The opening ceremony through the eyes of the protagonists: the volunteers
Three hundred volunteers, male and female, an important part of the city’s population, who wanted to add their contribution to the realisation of not just an event, but the first stretch of an itinerary that will last the whole year. Three hundred people, all different, who by participating unveiled the meaning of the word community. It is their faces, their words, their looks, all different and unique, that tell in the best way how 19 January represented the important confirmation of new community bonds, a new way of living and crossing through the area.
It is an identity that was built through the sharing of spaces and actions, that integrates without absorbing, not flaunted but serene. There is a retired woman who found it natural to work hard for her city, after having seen it change over the past fifty years. There is a man who smiles and talks about how his first thought when waking up was to put on his volunteer’s sweatshirt and welcome his Dutch guests so they could feel at home. And there is also a boy who, in collective participation, glimpses the possibility of a rebirth that involves everyone, none excluded.
The bet on involvement was the most difficult to win.
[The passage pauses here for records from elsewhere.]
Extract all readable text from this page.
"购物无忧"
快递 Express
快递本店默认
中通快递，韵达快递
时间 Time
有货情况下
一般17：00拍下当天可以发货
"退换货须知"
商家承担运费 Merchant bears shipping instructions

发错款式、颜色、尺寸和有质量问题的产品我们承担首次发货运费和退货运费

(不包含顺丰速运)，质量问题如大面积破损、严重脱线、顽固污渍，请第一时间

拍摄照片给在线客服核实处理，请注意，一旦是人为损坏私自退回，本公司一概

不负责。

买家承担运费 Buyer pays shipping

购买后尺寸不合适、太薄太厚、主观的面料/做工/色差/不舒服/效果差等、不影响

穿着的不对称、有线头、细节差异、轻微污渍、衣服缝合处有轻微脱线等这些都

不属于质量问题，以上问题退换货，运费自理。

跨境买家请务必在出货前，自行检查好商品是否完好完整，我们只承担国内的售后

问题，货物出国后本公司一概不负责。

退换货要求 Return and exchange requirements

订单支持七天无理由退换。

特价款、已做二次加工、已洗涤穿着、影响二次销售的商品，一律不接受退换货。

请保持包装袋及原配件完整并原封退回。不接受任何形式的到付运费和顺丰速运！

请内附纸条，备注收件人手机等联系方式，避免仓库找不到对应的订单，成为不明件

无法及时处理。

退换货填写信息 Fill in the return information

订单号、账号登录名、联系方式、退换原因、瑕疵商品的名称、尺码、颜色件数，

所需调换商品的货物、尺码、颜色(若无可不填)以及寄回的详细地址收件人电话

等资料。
The volunteers, all of them, showed that collectivity can move together, can find, not in one day but along a road, a common land of exchange and enthusiasm and so become a community.
This was the positive power that invaded the city, from Cava del Sole to the food-laden tables in the neighbourhoods, from the information points to the roads animated by musical bands. Each and every volunteer took part in the successful conclusion of a moment that they could feel as their own, a collective rite created by many different individualities and many different histories.
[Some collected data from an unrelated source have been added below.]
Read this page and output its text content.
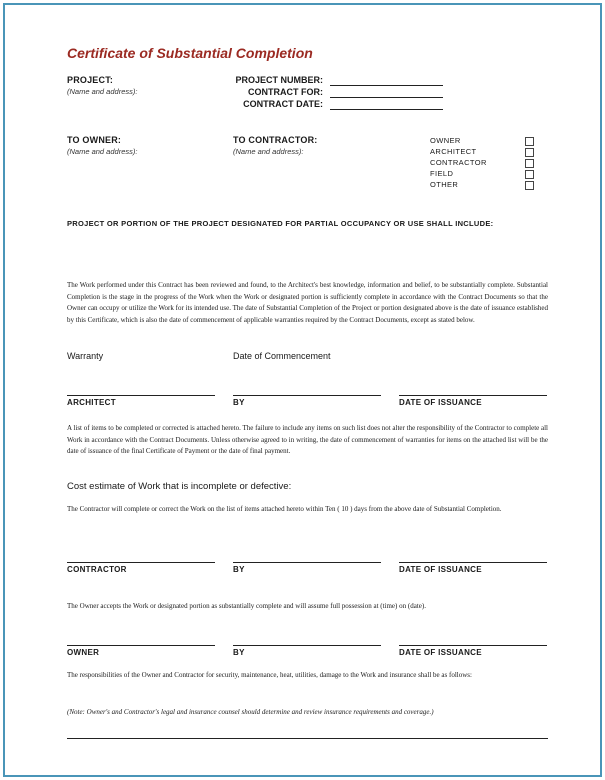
Certificate of Substantial Completion
PROJECT:
(Name and address):
PROJECT NUMBER:
CONTRACT FOR:
CONTRACT DATE:
TO OWNER:
(Name and address):
TO CONTRACTOR:
(Name and address):
OWNER
ARCHITECT
CONTRACTOR
FIELD
OTHER
PROJECT OR PORTION OF THE PROJECT DESIGNATED FOR PARTIAL OCCUPANCY OR USE SHALL INCLUDE:
The Work performed under this Contract has been reviewed and found, to the Architect's best knowledge, information and belief, to be substantially complete. Substantial Completion is the stage in the progress of the Work when the Work or designated portion is sufficiently complete in accordance with the Contract Documents so that the Owner can occupy or utilize the Work for its intended use. The date of Substantial Completion of the Project or portion designated above is the date of issuance established by this Certificate, which is also the date of commencement of applicable warranties required by the Contract Documents, except as stated below.
Warranty	Date of Commencement
ARCHITECT	BY	DATE OF ISSUANCE
A list of items to be completed or corrected is attached hereto. The failure to include any items on such list does not alter the responsibility of the Contractor to complete all Work in accordance with the Contract Documents. Unless otherwise agreed to in writing, the date of commencement of warranties for items on the attached list will be the date of issuance of the final Certificate of Payment or the date of final payment.
Cost estimate of Work that is incomplete or defective:
The Contractor will complete or correct the Work on the list of items attached hereto within Ten ( 10 ) days from the above date of Substantial Completion.
CONTRACTOR	BY	DATE OF ISSUANCE
The Owner accepts the Work or designated portion as substantially complete and will assume full possession at (time) on (date).
OWNER	BY	DATE OF ISSUANCE
The responsibilities of the Owner and Contractor for security, maintenance, heat, utilities, damage to the Work and insurance shall be as follows:
(Note: Owner's and Contractor's legal and insurance counsel should determine and review insurance requirements and coverage.)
The enthusiasm and power of this new open and evolving community represent one of the fundamental resources, precious blood, needed to complete the itinerary that has only just begun.
And if pride is to be highlighted, is to tell about what kind of air was breathed in by the volunteers, it has to be taken at its most joyous meaning. No retreat into themselves, but an extraordinary desire to open and welcome. An enthusiasm highlighted by the continual reference to Europe, a concept that returned constantly in the words of those who worked hard so that this day could be successful. “Matera embraces Europe,” said a moved, tired but happy volunteer before the curtain fell on the opening ceremony. Then again, Matera is Europe, and will be so a bit more from now on. Matera is the European Capital of Culture, also thanks to these wonderful three hundred people.